The article by Gary Neville last weekend scrutinising footballers’ post match content compelled Adam Naylor, Hanover’s Group Digital Director and Rebecca Hargreaves, Head of Client Services at The Playbook to address how the trend is doing footballers a disservice and offers learnings to business leaders.
You may have seen Gary Neville's recent article in The Times which talks about the content being shared on behalf of top flight footballers, which is lacking in personality and insight into the individual. Now whilst his article focuses on footballers, and the need for transparency and realism with the content - the same lessons can be applied to business content, so let's stretch that analogy even further - stick with me.

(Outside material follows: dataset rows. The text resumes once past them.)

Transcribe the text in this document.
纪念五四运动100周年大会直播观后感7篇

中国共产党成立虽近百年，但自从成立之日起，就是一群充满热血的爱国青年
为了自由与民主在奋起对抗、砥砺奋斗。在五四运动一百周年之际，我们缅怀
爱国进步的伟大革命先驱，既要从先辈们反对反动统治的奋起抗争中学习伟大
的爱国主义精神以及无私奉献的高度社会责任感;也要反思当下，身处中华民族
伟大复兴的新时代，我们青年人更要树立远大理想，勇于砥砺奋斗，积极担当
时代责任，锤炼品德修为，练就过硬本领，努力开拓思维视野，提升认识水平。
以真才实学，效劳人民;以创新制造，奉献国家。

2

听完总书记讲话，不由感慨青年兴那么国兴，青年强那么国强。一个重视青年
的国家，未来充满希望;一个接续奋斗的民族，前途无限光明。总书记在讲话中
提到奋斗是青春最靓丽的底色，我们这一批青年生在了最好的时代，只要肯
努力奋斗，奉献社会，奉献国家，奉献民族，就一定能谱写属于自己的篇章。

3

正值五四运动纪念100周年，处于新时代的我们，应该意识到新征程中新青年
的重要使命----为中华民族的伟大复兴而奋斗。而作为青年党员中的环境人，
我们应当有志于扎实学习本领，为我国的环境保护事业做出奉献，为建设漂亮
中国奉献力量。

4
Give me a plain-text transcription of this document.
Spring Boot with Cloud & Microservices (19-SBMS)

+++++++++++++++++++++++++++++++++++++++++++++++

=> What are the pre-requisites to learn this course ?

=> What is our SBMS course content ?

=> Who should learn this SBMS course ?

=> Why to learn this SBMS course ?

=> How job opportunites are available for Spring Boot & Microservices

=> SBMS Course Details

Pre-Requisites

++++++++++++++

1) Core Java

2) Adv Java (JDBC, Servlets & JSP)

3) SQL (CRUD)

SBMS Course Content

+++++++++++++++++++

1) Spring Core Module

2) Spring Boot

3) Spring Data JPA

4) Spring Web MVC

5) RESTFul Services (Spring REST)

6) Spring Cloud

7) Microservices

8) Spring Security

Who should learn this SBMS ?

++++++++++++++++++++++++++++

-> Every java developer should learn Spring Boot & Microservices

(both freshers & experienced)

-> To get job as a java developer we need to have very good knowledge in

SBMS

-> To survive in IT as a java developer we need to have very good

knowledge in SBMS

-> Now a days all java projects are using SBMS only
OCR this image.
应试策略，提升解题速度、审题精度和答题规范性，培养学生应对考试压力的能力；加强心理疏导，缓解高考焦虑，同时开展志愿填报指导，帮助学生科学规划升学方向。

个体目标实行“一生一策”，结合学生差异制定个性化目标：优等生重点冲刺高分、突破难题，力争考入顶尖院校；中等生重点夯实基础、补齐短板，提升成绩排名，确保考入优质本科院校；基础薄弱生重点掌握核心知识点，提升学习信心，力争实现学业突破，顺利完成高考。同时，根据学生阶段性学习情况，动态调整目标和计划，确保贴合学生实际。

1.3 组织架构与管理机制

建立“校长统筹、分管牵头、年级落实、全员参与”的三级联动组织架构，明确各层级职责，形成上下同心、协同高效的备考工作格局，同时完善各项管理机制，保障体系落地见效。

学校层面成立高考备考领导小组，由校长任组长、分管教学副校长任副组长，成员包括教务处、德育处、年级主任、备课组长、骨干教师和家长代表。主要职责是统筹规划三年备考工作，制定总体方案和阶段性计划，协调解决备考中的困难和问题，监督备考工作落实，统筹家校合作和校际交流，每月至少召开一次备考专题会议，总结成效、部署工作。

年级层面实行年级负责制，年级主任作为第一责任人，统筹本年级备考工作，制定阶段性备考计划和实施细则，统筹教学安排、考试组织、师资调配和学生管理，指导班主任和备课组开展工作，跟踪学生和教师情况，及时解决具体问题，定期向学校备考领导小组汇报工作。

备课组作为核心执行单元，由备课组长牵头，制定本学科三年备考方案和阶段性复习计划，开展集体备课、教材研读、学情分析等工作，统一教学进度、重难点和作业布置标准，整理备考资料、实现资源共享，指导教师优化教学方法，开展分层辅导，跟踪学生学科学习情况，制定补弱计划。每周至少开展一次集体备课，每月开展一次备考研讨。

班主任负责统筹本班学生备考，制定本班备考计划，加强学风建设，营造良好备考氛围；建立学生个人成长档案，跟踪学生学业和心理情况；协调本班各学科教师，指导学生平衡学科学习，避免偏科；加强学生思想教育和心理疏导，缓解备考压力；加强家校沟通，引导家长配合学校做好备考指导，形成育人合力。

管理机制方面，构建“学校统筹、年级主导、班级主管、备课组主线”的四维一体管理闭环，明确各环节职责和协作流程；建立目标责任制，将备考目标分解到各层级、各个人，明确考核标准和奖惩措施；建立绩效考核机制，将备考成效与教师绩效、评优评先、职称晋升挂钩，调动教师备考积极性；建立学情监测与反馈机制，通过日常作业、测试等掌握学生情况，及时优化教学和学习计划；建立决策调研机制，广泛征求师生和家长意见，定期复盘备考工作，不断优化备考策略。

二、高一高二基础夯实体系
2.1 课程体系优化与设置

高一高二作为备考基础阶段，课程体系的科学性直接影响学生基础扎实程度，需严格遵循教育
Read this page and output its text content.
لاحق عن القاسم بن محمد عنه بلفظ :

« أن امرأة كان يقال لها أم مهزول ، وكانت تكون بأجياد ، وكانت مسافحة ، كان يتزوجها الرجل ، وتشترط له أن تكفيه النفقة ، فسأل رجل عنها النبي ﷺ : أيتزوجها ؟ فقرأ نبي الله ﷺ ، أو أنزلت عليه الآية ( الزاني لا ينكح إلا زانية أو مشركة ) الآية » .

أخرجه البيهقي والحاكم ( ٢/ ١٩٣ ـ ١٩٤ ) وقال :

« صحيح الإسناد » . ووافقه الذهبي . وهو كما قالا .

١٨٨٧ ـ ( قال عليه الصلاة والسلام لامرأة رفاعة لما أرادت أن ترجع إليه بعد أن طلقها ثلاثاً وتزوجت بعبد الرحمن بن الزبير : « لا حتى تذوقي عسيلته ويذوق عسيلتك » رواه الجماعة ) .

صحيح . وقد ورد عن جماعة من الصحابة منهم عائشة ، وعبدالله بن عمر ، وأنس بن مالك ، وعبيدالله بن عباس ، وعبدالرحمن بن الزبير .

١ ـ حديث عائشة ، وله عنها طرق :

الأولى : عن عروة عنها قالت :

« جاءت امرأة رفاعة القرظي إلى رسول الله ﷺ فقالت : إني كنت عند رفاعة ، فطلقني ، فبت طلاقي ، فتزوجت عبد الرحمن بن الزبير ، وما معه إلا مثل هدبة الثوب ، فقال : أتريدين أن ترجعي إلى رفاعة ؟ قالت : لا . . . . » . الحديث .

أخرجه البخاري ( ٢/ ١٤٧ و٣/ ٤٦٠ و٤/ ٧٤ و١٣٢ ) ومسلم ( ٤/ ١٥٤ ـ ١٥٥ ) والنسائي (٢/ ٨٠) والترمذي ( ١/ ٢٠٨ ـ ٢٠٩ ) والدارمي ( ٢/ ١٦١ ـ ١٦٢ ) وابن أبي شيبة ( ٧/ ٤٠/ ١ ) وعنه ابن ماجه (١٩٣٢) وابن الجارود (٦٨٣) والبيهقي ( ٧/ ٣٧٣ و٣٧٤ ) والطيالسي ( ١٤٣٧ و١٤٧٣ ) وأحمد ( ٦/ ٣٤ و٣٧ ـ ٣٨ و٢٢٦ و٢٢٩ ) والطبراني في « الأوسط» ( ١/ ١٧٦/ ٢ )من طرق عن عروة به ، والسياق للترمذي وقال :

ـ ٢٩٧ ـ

A bad result at the weekend and a poor performance on the pitch can be the result of inadequate decision making in the match - the same can be said in the world of business, but how many executives come out and share the real insights - do we not also deserve a clear, straight forward answer?
At times, we only see executives show up when there is an issue to be handled, and they may feel like being rolled out to the face the angry mob whilst ducking the figurative rotten fruit and vegetables before they can retreat back to the safety of their offices.
Social media, regardless of your feelings towards it, offers a fantastic opportunity to break down those barriers and speak on a person-to-person level, to customers, partners and the wider community. If brands (and footballers) show their personality and articulate their beliefs, they become relatable and can form invaluable connections. However, bland and inauthentic statements are spotted a mile off by marketing savvy consumers!
Now whilst you might be expecting our view that we should just take over the running of accounts and using our expertise and skills on behalf of the brand or person (and be paid for the work) - the fundamental truth is, whoever is running these accounts needs to speak with the same voice as the person or group they are representing.
One of the first things you learn (and we teach) in this industry is the importance of tone and content in telling a story; we are all natural storytellers - and we are able to modulate and change our content based on our audience - so perhaps those who are running the accounts this weekend, with the need to share results of the fixtures, will remember that away from the metrics and the algorithms - tap into that natural storytelling skill you have and the results will show for themselves.